Dans la sphère socio-culturelle
De nouvelles valeurs apparaissent. Elles sont notamment centrées autour de l’autonomie, de l’antiautoritarisme, la primauté de la réalisation personnelle, la créativité, la pluridisciplinarité et la valorisation de l’individu impliquant le refus des règles traditionnelles de la société et la remise en cause de l’autorité. La redéfinition de nouvelles règles se construit autour de l’idée d’autogestion avec des expérience comme le Centre Universitaire de Vincennes et du communautarisme avec des expériences de vie communautaire au Larzac. Le concept d’autogestion est concurrencé par celui de cogestion très en vogue dans les organisations politiques inquiètes de cette évolution jugée « anarchique ».

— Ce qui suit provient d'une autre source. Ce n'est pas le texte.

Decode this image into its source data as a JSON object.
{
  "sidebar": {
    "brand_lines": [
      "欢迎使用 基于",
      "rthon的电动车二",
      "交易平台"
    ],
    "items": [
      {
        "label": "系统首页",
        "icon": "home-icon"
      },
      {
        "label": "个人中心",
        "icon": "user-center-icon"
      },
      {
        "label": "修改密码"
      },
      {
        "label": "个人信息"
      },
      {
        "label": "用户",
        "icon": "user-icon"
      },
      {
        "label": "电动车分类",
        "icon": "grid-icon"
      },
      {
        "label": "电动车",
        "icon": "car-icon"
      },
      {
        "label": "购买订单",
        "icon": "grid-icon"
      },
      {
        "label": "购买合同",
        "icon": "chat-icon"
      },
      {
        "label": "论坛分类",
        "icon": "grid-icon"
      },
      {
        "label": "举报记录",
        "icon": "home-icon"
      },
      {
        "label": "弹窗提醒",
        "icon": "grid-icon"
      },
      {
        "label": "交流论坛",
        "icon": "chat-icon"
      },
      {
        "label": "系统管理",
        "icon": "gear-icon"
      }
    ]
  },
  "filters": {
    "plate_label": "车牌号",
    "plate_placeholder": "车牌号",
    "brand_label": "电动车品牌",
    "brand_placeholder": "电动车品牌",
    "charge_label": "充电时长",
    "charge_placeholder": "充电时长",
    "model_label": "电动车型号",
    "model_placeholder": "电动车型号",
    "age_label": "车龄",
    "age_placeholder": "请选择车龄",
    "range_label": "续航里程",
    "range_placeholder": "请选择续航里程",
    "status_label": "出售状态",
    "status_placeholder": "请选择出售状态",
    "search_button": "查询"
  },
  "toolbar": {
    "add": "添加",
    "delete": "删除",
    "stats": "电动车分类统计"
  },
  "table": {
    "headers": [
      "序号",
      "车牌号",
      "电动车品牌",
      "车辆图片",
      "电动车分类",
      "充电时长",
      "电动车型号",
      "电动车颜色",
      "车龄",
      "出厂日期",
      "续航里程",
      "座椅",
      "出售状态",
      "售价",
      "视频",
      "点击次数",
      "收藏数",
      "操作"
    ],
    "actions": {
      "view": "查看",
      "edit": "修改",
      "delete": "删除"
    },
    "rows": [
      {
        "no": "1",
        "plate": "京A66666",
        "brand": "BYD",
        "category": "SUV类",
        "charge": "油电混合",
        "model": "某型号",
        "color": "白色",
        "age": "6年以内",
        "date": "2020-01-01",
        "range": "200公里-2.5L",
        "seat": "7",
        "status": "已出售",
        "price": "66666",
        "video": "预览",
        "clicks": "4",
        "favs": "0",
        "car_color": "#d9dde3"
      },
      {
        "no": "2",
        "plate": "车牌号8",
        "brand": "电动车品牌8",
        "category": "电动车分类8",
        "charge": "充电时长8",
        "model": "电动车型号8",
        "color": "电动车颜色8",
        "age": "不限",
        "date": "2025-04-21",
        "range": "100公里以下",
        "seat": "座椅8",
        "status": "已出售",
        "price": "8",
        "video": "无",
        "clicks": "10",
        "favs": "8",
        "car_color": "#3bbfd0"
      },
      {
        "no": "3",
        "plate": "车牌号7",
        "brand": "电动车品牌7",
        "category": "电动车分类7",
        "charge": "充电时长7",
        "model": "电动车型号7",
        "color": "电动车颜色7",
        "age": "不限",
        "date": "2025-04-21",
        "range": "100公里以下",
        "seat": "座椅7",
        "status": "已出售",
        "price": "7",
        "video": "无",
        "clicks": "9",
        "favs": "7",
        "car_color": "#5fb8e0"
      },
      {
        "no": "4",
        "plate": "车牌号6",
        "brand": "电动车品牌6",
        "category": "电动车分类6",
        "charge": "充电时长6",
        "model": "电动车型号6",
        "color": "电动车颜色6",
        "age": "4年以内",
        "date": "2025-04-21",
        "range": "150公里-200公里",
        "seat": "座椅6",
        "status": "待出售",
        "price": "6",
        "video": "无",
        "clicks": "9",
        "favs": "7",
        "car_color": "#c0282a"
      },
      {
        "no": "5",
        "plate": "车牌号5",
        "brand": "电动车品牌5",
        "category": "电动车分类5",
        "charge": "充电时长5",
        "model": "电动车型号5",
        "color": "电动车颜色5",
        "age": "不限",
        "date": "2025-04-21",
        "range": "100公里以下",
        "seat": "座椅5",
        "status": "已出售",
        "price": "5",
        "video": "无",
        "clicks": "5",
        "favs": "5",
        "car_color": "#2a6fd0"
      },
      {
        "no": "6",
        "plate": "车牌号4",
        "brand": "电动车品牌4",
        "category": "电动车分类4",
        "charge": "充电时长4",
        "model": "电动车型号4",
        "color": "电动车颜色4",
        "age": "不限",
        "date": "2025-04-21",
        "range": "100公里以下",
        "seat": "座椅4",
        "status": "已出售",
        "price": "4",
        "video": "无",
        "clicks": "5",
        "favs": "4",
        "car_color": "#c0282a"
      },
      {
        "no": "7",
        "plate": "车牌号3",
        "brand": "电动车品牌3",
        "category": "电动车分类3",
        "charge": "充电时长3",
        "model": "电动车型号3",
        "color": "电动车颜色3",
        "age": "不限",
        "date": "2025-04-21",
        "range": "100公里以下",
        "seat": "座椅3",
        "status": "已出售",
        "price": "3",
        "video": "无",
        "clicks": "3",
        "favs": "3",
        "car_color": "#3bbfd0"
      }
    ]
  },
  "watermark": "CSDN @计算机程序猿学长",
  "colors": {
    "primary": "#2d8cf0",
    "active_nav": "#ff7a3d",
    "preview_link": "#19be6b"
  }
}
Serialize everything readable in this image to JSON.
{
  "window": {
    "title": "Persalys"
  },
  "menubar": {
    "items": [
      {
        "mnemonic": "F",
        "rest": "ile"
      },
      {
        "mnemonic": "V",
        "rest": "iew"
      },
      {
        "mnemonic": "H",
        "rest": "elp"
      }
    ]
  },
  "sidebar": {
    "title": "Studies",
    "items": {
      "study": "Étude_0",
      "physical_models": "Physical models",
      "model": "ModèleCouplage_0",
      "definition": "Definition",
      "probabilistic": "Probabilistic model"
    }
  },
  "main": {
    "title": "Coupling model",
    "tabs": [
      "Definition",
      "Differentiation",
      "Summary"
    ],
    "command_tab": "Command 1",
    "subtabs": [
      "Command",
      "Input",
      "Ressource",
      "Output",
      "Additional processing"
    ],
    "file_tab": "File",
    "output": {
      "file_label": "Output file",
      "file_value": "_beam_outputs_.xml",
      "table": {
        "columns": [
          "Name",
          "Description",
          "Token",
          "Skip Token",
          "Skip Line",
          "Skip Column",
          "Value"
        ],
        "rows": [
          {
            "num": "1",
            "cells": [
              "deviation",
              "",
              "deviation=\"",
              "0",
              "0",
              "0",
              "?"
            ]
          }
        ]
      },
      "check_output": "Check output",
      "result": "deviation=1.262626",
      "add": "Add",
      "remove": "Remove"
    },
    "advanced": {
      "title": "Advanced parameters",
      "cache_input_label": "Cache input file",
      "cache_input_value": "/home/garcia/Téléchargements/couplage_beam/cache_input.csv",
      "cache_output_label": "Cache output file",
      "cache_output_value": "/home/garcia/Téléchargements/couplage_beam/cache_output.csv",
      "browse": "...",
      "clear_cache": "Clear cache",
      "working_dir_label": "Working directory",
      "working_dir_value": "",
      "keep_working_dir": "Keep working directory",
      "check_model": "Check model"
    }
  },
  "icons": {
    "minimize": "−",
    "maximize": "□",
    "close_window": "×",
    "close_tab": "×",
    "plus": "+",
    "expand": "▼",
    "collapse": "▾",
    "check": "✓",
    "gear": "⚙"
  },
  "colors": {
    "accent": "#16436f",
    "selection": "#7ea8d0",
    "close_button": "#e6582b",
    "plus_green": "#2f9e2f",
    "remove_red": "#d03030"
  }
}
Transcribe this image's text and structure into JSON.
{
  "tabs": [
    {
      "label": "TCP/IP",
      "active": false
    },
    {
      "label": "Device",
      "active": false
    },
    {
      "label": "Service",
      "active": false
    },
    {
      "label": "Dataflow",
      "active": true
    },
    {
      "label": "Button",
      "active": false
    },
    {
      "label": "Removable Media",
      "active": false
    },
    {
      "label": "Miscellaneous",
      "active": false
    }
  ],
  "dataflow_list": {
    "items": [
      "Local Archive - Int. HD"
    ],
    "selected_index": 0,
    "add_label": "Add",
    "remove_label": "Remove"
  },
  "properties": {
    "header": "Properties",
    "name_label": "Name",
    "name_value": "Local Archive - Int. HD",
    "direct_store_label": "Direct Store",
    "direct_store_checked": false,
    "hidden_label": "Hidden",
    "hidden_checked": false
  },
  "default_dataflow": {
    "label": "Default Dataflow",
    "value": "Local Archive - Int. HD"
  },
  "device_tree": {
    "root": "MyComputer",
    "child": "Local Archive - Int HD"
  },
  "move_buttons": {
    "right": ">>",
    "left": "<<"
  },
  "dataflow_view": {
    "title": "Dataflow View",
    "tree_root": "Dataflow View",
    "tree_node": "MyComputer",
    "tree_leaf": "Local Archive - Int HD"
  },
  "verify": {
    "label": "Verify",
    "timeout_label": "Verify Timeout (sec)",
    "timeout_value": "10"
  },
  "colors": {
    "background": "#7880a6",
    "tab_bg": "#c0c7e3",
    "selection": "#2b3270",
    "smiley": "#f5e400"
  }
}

Le Centre universitaire de Vincennes est un bon exemple de cette évolution. Il a été créé à l’automne 1968 sur décision du ministre français de l’éducation nationale Edgar Faure avec pour objectif de répondre aux conséquences universitaires du mouvement étudiant de mai 1968.
Il avait l’ambition d’être un foyer d’innovation net, se caractérisant par son ouverture sur le monde contemporain, ce qui implique son ouverture aux salariés non bacheliers (seconde chance), des disciplines jusque-là non enseignées à l’université (arts, urbanisme, etc.), de nombreux cours en soirée, une pédagogie reposant sur des groupes restreints, une large liberté de choix offerte aux étudiants pour définir leur parcours. Après sa suppression sous Giscard il deviendra Paris VIII où je deviendrai étudiant en maîtrise de Communication en à la rentrée de 1982.
On considère souvent la libération sexuelle comme l’un des grands thèmes de Mai 68. En réalité ce n’est que dans les années suivantes de 1970 à 1975 essentiellement que les débats sur les mœurs prennent place, corrélativement à l’arrivée des contraceptifs modernes. Le féminisme aussi se développe durant ces années, avec son mouvement le plus radical, le Mouvement de libération des femmes (MLF), dont la première manifestation publique a lieu en 1970 et qui joue un grand rôle dans l’implosion du militantisme traditionnel au profit de thèmes féministes, comme l’autorisation de l’avortement (1975), la remise en cause de la répartition des tâches dans le couple, la « naissance sans violence ».
La dénonciation des régimes communistes réformistes se confirme. Cette désillusion concernant le communisme, juste après un engagement politique intense, notamment des maoïstes et de l’extrême gauche, qui apparurent un temps parmi les jeunes comme une alternative plus authentique, débouchera sur un pessimisme généralisé dans les milieux de gauche, un auto dénigrement systématique de tout ce qui a pu exister avant mai 68.
Dans le domaine économique et social
Le conflit de la société des montres « Lip », conduit par Charles Piaget du Syndicat CFDT, à Besançon en 1973, est une illustration très médiatisée de cette évolution, avec une expérience de mise en œuvre de l’autogestion de l’entreprise.
Cette influence a aussi des conséquences en 1973 dans des mouvements de remise en cause de l’armée et de la force de frappe nucléaire et d’une manière générale dans les mouvements écologiques et anti-militaristes (la lutte du Larzac, le courant de la non-violence) et les fameuses ONG comme « Médecins sans frontières » , directement issues de la prise de conscience planétaire des mouvements de Mai 68. C’est aussi la période de la naissance de l’idée de « Halte à la croissance ? » (1972), titre d’une publication du Club de Rome fondé en 1968.